Um relatório conjunto do Guardian expôs como redes sociais de Meta foram usadas para facilitar o tráfico sexual infantil, levando a uma batalha jurídica multimilionária contra a empresa. A investigação, iniciada em 2021, revelou evidências de comércio de menores em Facebook e Instagram, especialmente em Messenger e contas privadas.
Determinados por meio de documentos judiciais, depoimentos e entrevistas com ex-funcionários de moderação, os repórteres mostraram que traficantes buscavam adolescentes para grooming e venda de conteúdo sexual, com anúncios em Stories e negociações registradas em mensagens privadas. A apuração não encontrou sinais de detecção eficaz por parte da Meta.
Entre as fontes, estavam autoridades de segurança pública dos EUA, promotores e organizações antitráfico. Ex-funcionários relatam que as diretrizes da empresa para encaminhar casos à polícia eram restritas e, frequentemente, não resultavam em ações rápidas para remover conteúdos ou identificar vítimas.

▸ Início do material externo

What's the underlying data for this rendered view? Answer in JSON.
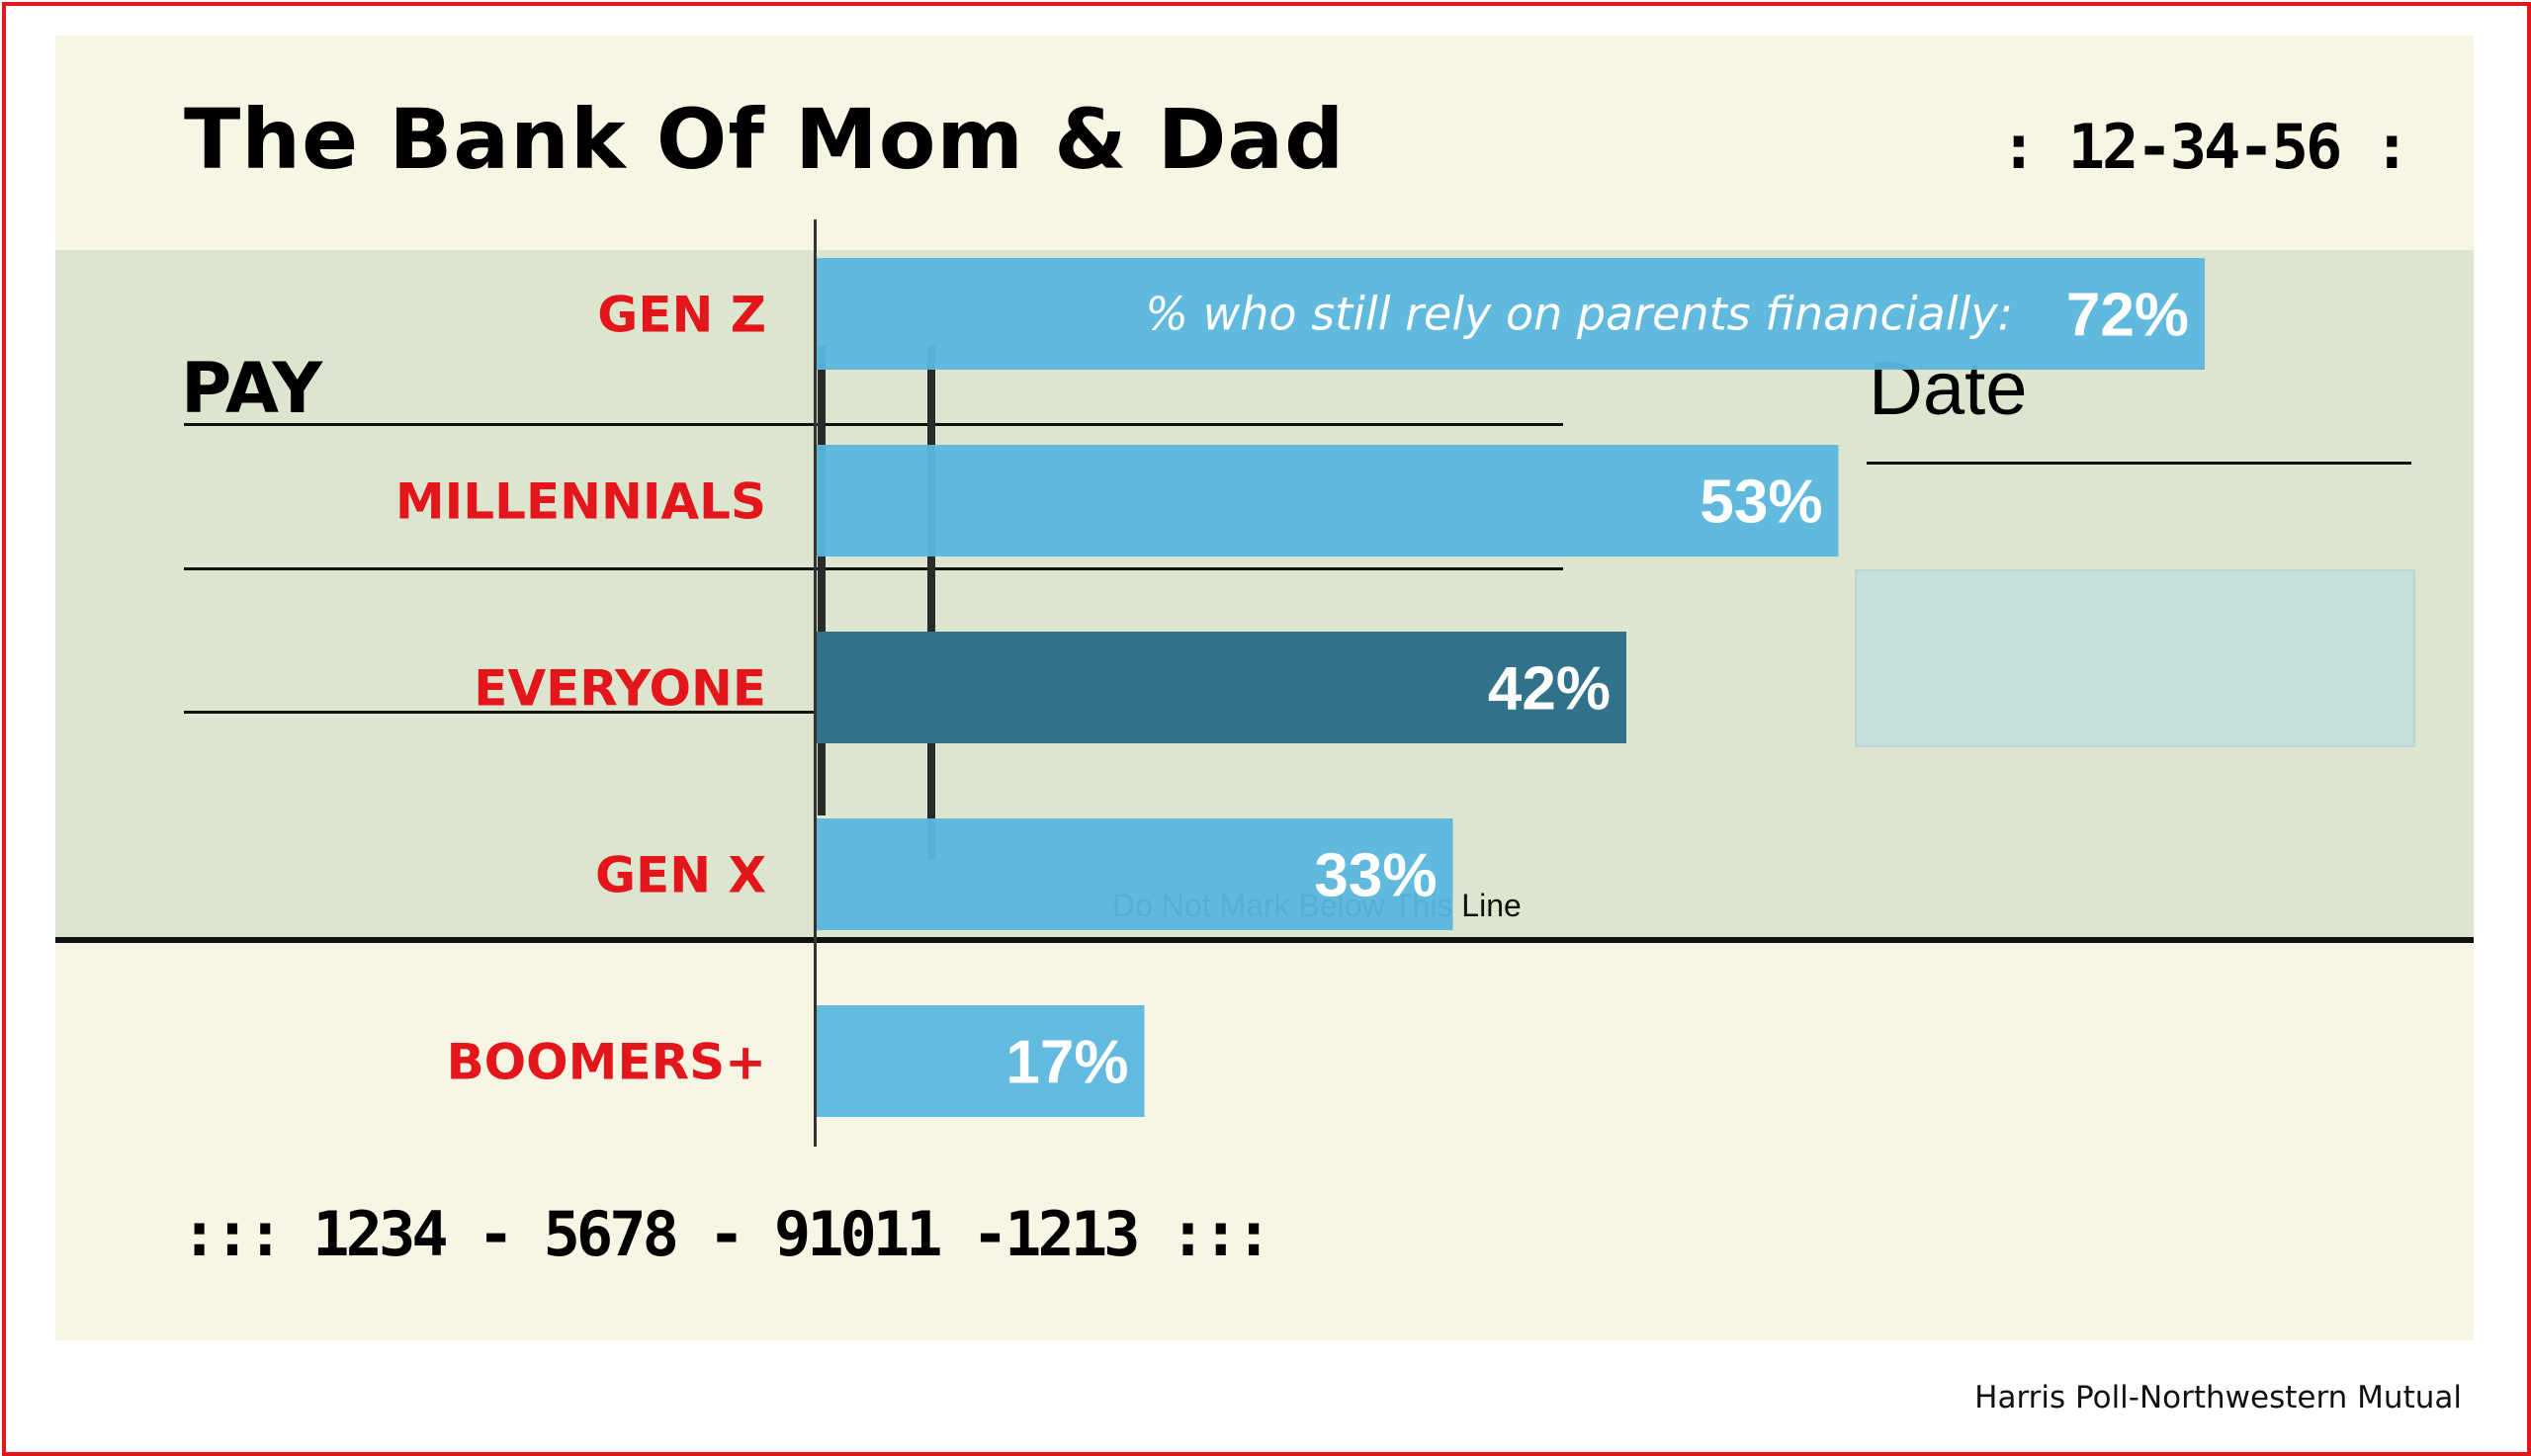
{
  "check": {
    "bank_name": "The Bank Of Mom & Dad",
    "routing_top": ": 12-34-56 :",
    "pay_label": "PAY",
    "date_label": "Date",
    "do_not_mark": "Do Not Mark Below This Line",
    "micr": "::: 1234 - 5678 - 91011 -1213 :::"
  },
  "source": "Harris Poll-Northwestern Mutual",
  "colors": {
    "bar": "#5ab7de",
    "bar_highlight": "#31718a",
    "category_label": "#e3161b",
    "frame": "#e3161b"
  },
  "chart_data": {
    "type": "bar",
    "orientation": "horizontal",
    "title": "",
    "annotation": "% who still rely on parents financially:",
    "categories": [
      "GEN Z",
      "MILLENNIALS",
      "EVERYONE",
      "GEN X",
      "BOOMERS+"
    ],
    "values": [
      72,
      53,
      42,
      33,
      17
    ],
    "value_labels": [
      "72%",
      "53%",
      "42%",
      "33%",
      "17%"
    ],
    "highlight_category": "EVERYONE",
    "xlim": [
      0,
      100
    ],
    "unit": "%",
    "grid": false,
    "legend": "none"
  }
}
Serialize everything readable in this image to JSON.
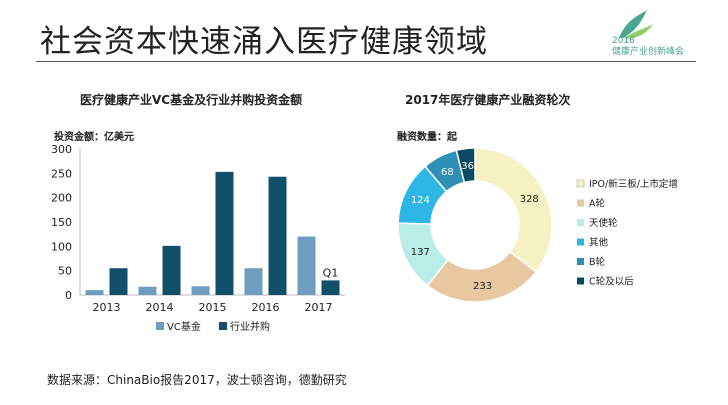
{
  "slide": {
    "title": "社会资本快速涌入医疗健康领域",
    "source": "数据来源：ChinaBio报告2017，波士顿咨询，德勤研究"
  },
  "logo": {
    "line1": "2018",
    "line2": "健康产业创新峰会"
  },
  "chart_data": [
    {
      "type": "bar",
      "title": "医疗健康产业VC基金及行业并购投资金额",
      "ylabel": "投资金额：亿美元",
      "xlabel": "",
      "categories": [
        "2013",
        "2014",
        "2015",
        "2016",
        "2017"
      ],
      "series": [
        {
          "name": "VC基金",
          "color": "#6f9dbf",
          "values": [
            10,
            17,
            18,
            55,
            120
          ]
        },
        {
          "name": "行业并购",
          "color": "#114f6a",
          "values": [
            55,
            101,
            253,
            243,
            30
          ]
        }
      ],
      "ylim": [
        0,
        300
      ],
      "yticks": [
        0,
        50,
        100,
        150,
        200,
        250,
        300
      ],
      "annotation": "Q1",
      "grid": false,
      "legend": "bottom"
    },
    {
      "type": "pie",
      "title": "2017年医疗健康产业融资轮次",
      "value_label": "融资数量：起",
      "labels": [
        "IPO/新三板/上市定增",
        "A轮",
        "天使轮",
        "其他",
        "B轮",
        "C轮及以后"
      ],
      "values": [
        328,
        233,
        137,
        124,
        68,
        36
      ],
      "colors": [
        "#f5f1c2",
        "#e8c8a1",
        "#b9ede8",
        "#2db7e6",
        "#2f8fb4",
        "#0c4a64"
      ],
      "legend": "right"
    }
  ]
}
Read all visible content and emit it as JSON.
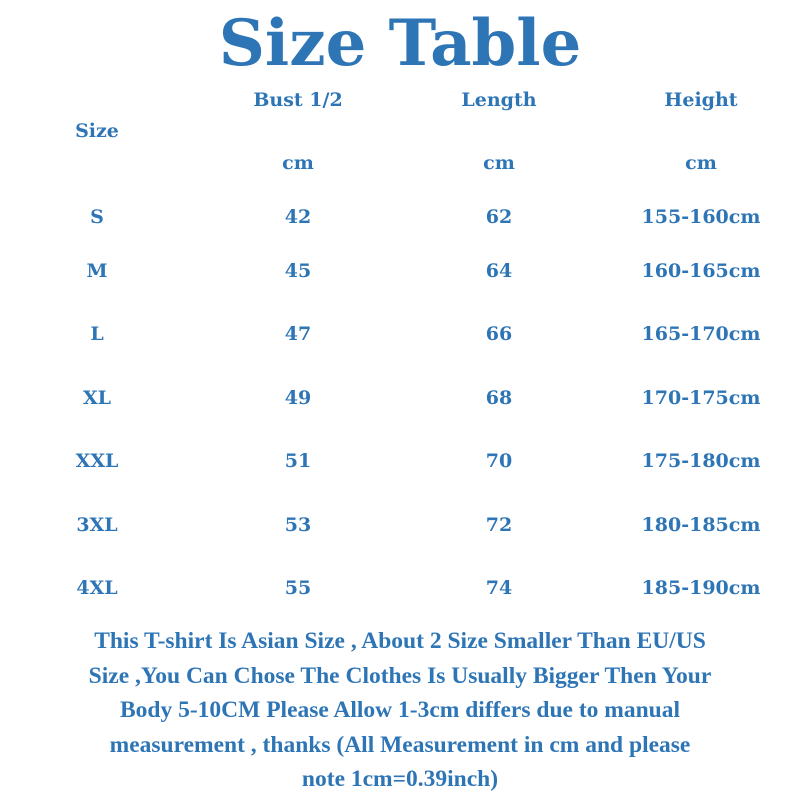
{
  "title": "Size Table",
  "headers": {
    "size": "Size",
    "bust": "Bust 1/2",
    "length": "Length",
    "height": "Height",
    "unit": "cm"
  },
  "rows": [
    {
      "size": "S",
      "bust": "42",
      "length": "62",
      "height": "155-160cm"
    },
    {
      "size": "M",
      "bust": "45",
      "length": "64",
      "height": "160-165cm"
    },
    {
      "size": "L",
      "bust": "47",
      "length": "66",
      "height": "165-170cm"
    },
    {
      "size": "XL",
      "bust": "49",
      "length": "68",
      "height": "170-175cm"
    },
    {
      "size": "XXL",
      "bust": "51",
      "length": "70",
      "height": "175-180cm"
    },
    {
      "size": "3XL",
      "bust": "53",
      "length": "72",
      "height": "180-185cm"
    },
    {
      "size": "4XL",
      "bust": "55",
      "length": "74",
      "height": "185-190cm"
    }
  ],
  "note_lines": [
    "This T-shirt Is Asian Size , About 2 Size Smaller Than EU/US",
    "Size ,You Can Chose The Clothes Is Usually Bigger Then Your",
    "Body 5-10CM Please Allow 1-3cm differs due to manual",
    "measurement , thanks (All Measurement in cm and please",
    "note 1cm=0.39inch)"
  ],
  "colors": {
    "text": "#2e75b6",
    "background": "#ffffff"
  }
}
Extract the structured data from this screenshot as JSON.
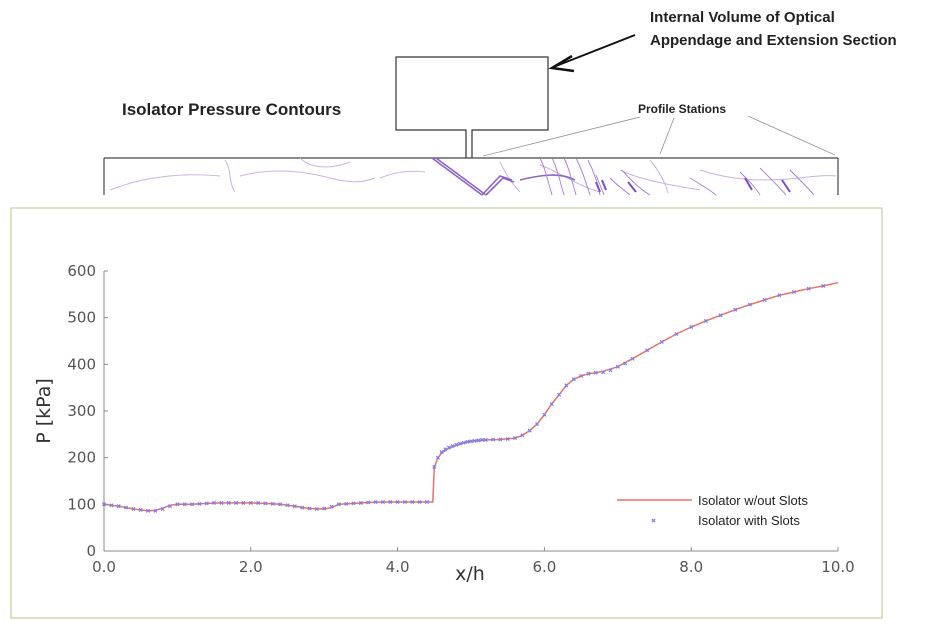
{
  "annotations": {
    "internal_volume": [
      "Internal Volume of Optical",
      "Appendage and Extension Section"
    ],
    "contour_title": "Isolator Pressure Contours",
    "profile_stations": "Profile Stations"
  },
  "colors": {
    "line_series": "#e8706a",
    "marker_series": "#7a7ef0",
    "contour": "#9b6fc7",
    "panel_border": "#b5c98a"
  },
  "chart_data": {
    "type": "line",
    "xlabel": "x/h",
    "ylabel": "P [kPa]",
    "xlim": [
      0,
      10
    ],
    "ylim": [
      0,
      600
    ],
    "x_ticks": [
      "0.0",
      "2.0",
      "4.0",
      "6.0",
      "8.0",
      "10.0"
    ],
    "y_ticks": [
      "0",
      "100",
      "200",
      "300",
      "400",
      "500",
      "600"
    ],
    "grid": false,
    "legend_position": "bottom-right",
    "series": [
      {
        "name": "Isolator w/out Slots",
        "style": "line",
        "x": [
          0.0,
          0.2,
          0.4,
          0.6,
          0.7,
          0.8,
          0.9,
          1.0,
          1.2,
          1.4,
          1.6,
          1.8,
          2.0,
          2.2,
          2.4,
          2.6,
          2.8,
          3.0,
          3.1,
          3.2,
          3.4,
          3.6,
          3.8,
          4.0,
          4.2,
          4.4,
          4.48,
          4.5,
          4.55,
          4.6,
          4.7,
          4.8,
          4.9,
          5.0,
          5.2,
          5.4,
          5.6,
          5.7,
          5.8,
          5.9,
          6.0,
          6.1,
          6.2,
          6.3,
          6.4,
          6.5,
          6.6,
          6.7,
          6.8,
          7.0,
          7.2,
          7.4,
          7.6,
          7.8,
          8.0,
          8.2,
          8.4,
          8.6,
          8.8,
          9.0,
          9.2,
          9.4,
          9.6,
          9.8,
          10.0
        ],
        "y": [
          100,
          96,
          90,
          86,
          87,
          92,
          98,
          100,
          100,
          102,
          103,
          103,
          103,
          102,
          100,
          96,
          91,
          90,
          93,
          100,
          102,
          104,
          105,
          105,
          105,
          105,
          105,
          180,
          200,
          210,
          220,
          226,
          232,
          235,
          238,
          239,
          242,
          248,
          258,
          272,
          292,
          315,
          335,
          355,
          368,
          375,
          380,
          382,
          385,
          395,
          412,
          430,
          448,
          465,
          480,
          493,
          505,
          517,
          528,
          538,
          548,
          555,
          562,
          568,
          575
        ]
      },
      {
        "name": "Isolator with Slots",
        "style": "markers",
        "x": [
          0.0,
          0.1,
          0.2,
          0.3,
          0.4,
          0.5,
          0.6,
          0.7,
          0.8,
          0.9,
          1.0,
          1.1,
          1.2,
          1.3,
          1.4,
          1.5,
          1.6,
          1.7,
          1.8,
          1.9,
          2.0,
          2.1,
          2.2,
          2.3,
          2.4,
          2.5,
          2.6,
          2.7,
          2.8,
          2.9,
          3.0,
          3.1,
          3.2,
          3.3,
          3.4,
          3.5,
          3.6,
          3.7,
          3.8,
          3.9,
          4.0,
          4.1,
          4.2,
          4.3,
          4.4,
          4.5,
          4.55,
          4.6,
          4.65,
          4.7,
          4.75,
          4.8,
          4.85,
          4.9,
          4.95,
          5.0,
          5.05,
          5.1,
          5.15,
          5.2,
          5.3,
          5.4,
          5.5,
          5.6,
          5.7,
          5.8,
          5.9,
          6.0,
          6.1,
          6.2,
          6.3,
          6.4,
          6.5,
          6.6,
          6.7,
          6.8,
          6.9,
          7.0,
          7.1,
          7.2,
          7.4,
          7.6,
          7.8,
          8.0,
          8.2,
          8.4,
          8.6,
          8.8,
          9.0,
          9.2,
          9.4,
          9.6,
          9.8
        ],
        "y": [
          100,
          98,
          96,
          93,
          90,
          88,
          86,
          86,
          90,
          96,
          100,
          100,
          100,
          101,
          102,
          103,
          103,
          103,
          103,
          103,
          103,
          103,
          102,
          101,
          100,
          98,
          96,
          93,
          91,
          90,
          91,
          95,
          100,
          101,
          102,
          103,
          104,
          105,
          105,
          105,
          105,
          105,
          105,
          105,
          105,
          180,
          200,
          212,
          218,
          222,
          225,
          228,
          230,
          232,
          234,
          235,
          236,
          237,
          238,
          238,
          239,
          239,
          240,
          242,
          248,
          258,
          272,
          292,
          315,
          335,
          355,
          368,
          375,
          380,
          382,
          383,
          387,
          395,
          402,
          412,
          430,
          448,
          465,
          480,
          493,
          505,
          517,
          528,
          538,
          548,
          555,
          562,
          568
        ]
      }
    ]
  }
}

A apuração incluiu visitas a um centro de acolhimento em Washington DC, Courtney’s House, que apoia meninas negras vítimas de tráfico. Em depoimento, Tina Frundt descreveu como traficantes exploravam adolescentes por meio de Instagram, incluindo casos de envolvimento de familiares.
Em Massachusetts, autoridades explicaram que o tráfico por meio de redes sociais cresceu cerca de 30% ao ano, agravado pela pandemia, com criminosos migrando atividades para ambientes digitais e transações financeiras eficientes. A reportagem também ouviu casos de traficantes que operavam no Instagram.
O processo contra Meta resultou em março deste ano, com a empresa sendo condenada a pagar 375 milhões de dólares (281 milhões de libras) por violar leis de proteção ao consumidor no Novo México. A companhia informou que irá recorrer e manteve que protege jovens online.
Ainda segundo a cobertura, a Guardian continuou a publicar revelações sobre o tema nos anos seguintes, incluindo uso de Messenger e Meta Pay para facilitar abusos, além de casos já relatados de jovens como Kristen Galvan, cuja história de grooming ocorreu via Instagram.
Além das ações no Novo México, a semana seguinte viu Meta enfrentar novo processo em Los Angeles, ligado a recursos da plataforma que afetariam a saúde mental de menores. A empresa anunciou que irá recorrer, destacando seu compromisso com a proteção de menores.
Especialistas e autoridades ressaltam a necessidade de melhorar a detecção de crimes em plataformas digitais e fortalecimento de medidas de moderação, para evitar que redes sociais se tornem mercados para exploração sexual de crianças.